[Mageia-dev] Gstreamer pfl codecs/plugins

Romain d'Alverny rdalverny at gmail.com
Thu Mar 24 15:28:48 CET 2011


On Thu, Mar 24, 2011 at 14:55, Frank Griffin <ftg at roadrunner.com> wrote:
> On 03/24/2011 09:45 AM, Romain d'Alverny wrote:
>>
>> http://mageia.org/wiki/doku.php?id=licensing_policy#acceptable_licenses
>>
>> "The tainted section accepts software under a license that is might be
>> free or open source and which cannot be redistributed publicly in
>> certain areas in the world, or due to patents issues."
>>
>> and
>>
>> http://mageia.org/wiki/doku.php?id=mirrors_policy#tainted
>>
>> "stuff we think we can redistribute, but that may have some patent
>> issues or other restrictions in other countries"
>>
>> look like consistent with each other, althought the "what belongs / is
>> allowed here must still be discussed" indeed looks like it's not
>> frozen yet.
>
> The reason I ask is that, in perusing the PLF package descriptions which
> include the reason the package is in PLF, the criteria seems to be "Mandriva
> was afraid to include this in main/contrib for <fill in your own reason from
> a large list>" .

So in the MDV context, that was valid for anything, true.

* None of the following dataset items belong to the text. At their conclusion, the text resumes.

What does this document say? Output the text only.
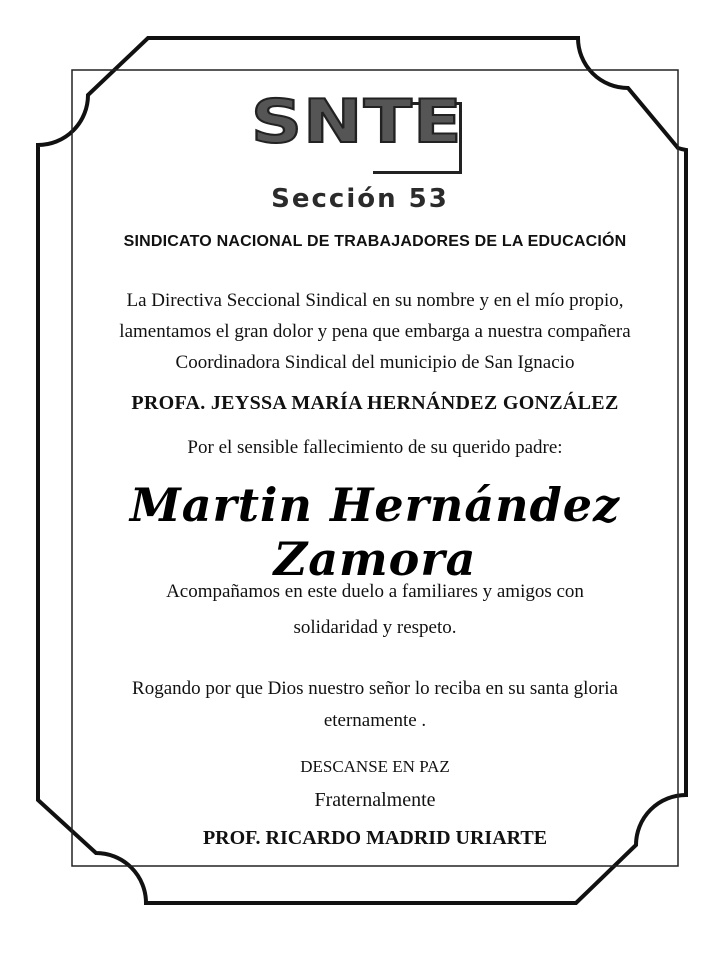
SNTE
Sección 53
SINDICATO NACIONAL DE TRABAJADORES DE LA EDUCACIÓN
La Directiva Seccional Sindical en su nombre y en el mío propio,
lamentamos el gran dolor y pena que embarga a nuestra compañera
Coordinadora Sindical del municipio de San Ignacio
PROFA. JEYSSA MARÍA HERNÁNDEZ GONZÁLEZ
Por el sensible fallecimiento de su querido padre:
Martin Hernández Zamora
Acompañamos en este duelo a familiares y amigos con
solidaridad y respeto.
Rogando por que Dios nuestro señor lo reciba en su santa gloria
eternamente .
DESCANSE EN PAZ
Fraternalmente
PROF. RICARDO MADRID URIARTE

>  The Mageia policies try to enumerate specific reasons why
> things will be put in tainted, but don't explcitly say that there's anything
> we *wouldn't* put in tainted.  So it's hard to know whether tainted == PLF
> or not.

Well I believe you should see this first as a concentric thing: Mageia
is made of core, nonfree and tainted.
 * free software (OSI/FSF) goes in core;
 * that for which we don't have source but can redistribute go in
nonfree; checked on a case-by-case basis;
 * all the rest goes into tainted on a case-by-case study again;
things that likely either:
   - have no free license but under really significant patent-threat;

Indeed, it should be distinctively made clear whether:
 * tainted keeps a focus on free software that is under risk,
 * or if it has a "all the rest that doesn't qualify for core or nonfree"

I'd favour the latter as a default rule, keeping the case-by-case
study for inclusion and leaving real life situations help us sort this
out - it's really not easy to draw a general rule out of only a few
practical cases.

Anyway, two definitions is bad, so we should move it in a single place.